Een volgende stap zou kunnen zijn, dat men de naburige Leystenstraat tot Leisterstraat laat verbasteren, want dat past toch zo goed bij die andere vogels! Men zou dan helaas Pietje Leysten, jarenlang raadslid van Vilt in de gemeente Berg en Terblijt, uit de historie wegvagen. Het behoud van het dialekt en zich bewust zijn en blijven van oude namen heeft dus wel zijn waarde.

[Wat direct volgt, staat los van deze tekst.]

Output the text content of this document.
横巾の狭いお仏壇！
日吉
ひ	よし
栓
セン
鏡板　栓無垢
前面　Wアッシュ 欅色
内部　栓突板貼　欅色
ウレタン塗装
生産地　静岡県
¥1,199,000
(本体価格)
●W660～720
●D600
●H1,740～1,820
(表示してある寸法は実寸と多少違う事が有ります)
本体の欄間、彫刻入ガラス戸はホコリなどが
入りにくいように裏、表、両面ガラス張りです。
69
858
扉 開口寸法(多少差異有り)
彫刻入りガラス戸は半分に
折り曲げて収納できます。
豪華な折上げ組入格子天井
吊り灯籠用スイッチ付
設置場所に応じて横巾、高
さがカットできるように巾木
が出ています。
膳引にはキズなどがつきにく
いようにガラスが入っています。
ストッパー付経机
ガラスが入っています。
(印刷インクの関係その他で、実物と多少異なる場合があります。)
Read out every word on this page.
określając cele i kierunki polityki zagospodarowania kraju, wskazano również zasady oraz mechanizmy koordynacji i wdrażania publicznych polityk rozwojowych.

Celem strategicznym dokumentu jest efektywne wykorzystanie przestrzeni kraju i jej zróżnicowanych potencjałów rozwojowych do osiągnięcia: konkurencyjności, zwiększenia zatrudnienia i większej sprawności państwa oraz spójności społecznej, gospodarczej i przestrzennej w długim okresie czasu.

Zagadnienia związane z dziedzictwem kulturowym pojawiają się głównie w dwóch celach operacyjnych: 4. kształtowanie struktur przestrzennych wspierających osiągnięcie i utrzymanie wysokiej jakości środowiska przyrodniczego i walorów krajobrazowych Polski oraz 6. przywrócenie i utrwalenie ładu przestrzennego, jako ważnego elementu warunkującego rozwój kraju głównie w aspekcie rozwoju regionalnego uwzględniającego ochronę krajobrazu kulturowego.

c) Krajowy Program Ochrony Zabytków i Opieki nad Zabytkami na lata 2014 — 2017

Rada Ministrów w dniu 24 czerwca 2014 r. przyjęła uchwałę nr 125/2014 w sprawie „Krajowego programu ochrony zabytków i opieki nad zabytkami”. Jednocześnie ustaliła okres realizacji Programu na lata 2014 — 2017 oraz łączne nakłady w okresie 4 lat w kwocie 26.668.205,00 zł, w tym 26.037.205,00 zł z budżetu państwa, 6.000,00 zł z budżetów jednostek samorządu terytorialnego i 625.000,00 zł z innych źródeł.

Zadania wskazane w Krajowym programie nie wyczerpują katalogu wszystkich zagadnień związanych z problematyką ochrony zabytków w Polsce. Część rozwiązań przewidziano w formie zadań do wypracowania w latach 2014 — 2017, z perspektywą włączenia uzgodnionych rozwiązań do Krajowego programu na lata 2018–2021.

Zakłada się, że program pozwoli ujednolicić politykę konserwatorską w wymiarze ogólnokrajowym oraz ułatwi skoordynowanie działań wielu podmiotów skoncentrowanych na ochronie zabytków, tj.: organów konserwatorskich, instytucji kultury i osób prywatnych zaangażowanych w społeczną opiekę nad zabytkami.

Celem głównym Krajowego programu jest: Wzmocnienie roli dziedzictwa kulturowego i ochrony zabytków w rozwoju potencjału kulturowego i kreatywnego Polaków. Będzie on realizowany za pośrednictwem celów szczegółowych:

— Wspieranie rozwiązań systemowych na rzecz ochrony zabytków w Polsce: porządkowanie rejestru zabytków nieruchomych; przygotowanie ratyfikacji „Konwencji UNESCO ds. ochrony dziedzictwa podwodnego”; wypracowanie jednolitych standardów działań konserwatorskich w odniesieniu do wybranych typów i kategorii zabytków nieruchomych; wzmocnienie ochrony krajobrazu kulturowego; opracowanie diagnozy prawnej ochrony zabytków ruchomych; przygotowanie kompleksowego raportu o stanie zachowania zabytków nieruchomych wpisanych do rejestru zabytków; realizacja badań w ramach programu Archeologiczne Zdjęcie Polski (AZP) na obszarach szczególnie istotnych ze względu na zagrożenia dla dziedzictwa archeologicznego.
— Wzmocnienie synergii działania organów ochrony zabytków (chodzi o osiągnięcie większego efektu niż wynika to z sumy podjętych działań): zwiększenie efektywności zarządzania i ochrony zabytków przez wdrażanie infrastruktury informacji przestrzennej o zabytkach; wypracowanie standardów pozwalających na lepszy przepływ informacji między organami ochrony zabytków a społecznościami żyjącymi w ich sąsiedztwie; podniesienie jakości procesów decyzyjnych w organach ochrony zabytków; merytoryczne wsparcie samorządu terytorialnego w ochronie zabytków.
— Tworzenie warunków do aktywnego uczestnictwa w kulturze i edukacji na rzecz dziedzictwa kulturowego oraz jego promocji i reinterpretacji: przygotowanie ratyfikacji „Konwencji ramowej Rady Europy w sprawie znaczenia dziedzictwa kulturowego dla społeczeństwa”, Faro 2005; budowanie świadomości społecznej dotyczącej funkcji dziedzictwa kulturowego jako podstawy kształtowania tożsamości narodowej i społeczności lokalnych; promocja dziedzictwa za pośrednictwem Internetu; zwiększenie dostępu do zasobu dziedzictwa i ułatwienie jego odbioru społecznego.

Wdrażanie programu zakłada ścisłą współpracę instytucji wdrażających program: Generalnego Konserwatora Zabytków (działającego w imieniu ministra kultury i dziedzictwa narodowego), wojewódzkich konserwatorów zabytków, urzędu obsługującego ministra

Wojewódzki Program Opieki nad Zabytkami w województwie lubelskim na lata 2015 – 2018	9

Zo duidt de Liekwaeg (van Vilt naar het Geuldal) erop, dat een gedeelte van Vilt vroeger gemeente en parochie Houthem was. Veertig jaar geleden droegen de huizen aan de Oostzijde van de Geulgracht en de Noordzijde van de aansluitende Rijksweg richting Cauberg de huisnummers van Houthem (nrs 451-475!). Voor begrafenissen moest men dus de lange weg naar Houthem via de Liekwaeg maken. Men kan zich afvragen waarom deze weg niet Mèswaeg heet.
Samenvatting3:
Een mogelijk antwoord zou kunnen liggen in Terblijt. Hier immers diende iets ten westen van de Mèsberg een Liekwaeg voor het ten grave dragen van overleden Terblijtenaren. Dit omdat de Mèsberg maar een voetpad was en dus te smal voor een lijkstoet. Was de kortste weg naar de Houthemse kerk vanuit Vilt misschien ook maar een pad? Misschien het pad langs de Geul vanuit Vilt
het snelste te bereiken via de Geulgracht? Ten slotte d'r Bronkwaeg in het Ransdalerveld, die de Vrakelbergerweg met Elkenrade verbindt. Een gedeelte van Ransdaal en Elkenrade behoorde vroeger (tot in de eerste helft van deze eeuw) tot parochie Wijlré. De processie (de Broonk) trok dus vanuit Wijlré via Ransdaal naar Elkenrade via deze weg. Met een variant op de bekende uitdrukking zou men kunnen stellen, dat er vroeger vele wegen naar de kerk leidden, waarschijnlijk meer dan nu..
Samenvatting4:
Tekening:
..Kerkstraat" is wel een van de meest voorkomende straatnamen die afgeleid zijn van de daaraan gebouwde kerk. Ter illustratie een pentekening van Bèr Schols, Op de Bies in Berg en Terblijt in de oude situatie, toen het oude kerkje van Berg en Terblijt er nog gevestigd was. De tekenaar tekent hierbij aan: ..Door afbraak en vernieuwing heeft men vaak prachtige herinneringen weggenomen. Iedere vernieuwing is nog geen verfraaiing. Zo ook dit treffend pittoresk hoekje in Berg en Terblijt. Eeuwig jammer!
Samenvatting5:
Overigens zijn wij van mening, dat het hoog tijd wordt dat er in Vut of elders in de voormalige gemeente Berg en Terblijt een straat genoemd wordt naar Martin Meertens vanwege zijn jarenlange inzet voor de gemeenschap als verenigingsman en wethouder.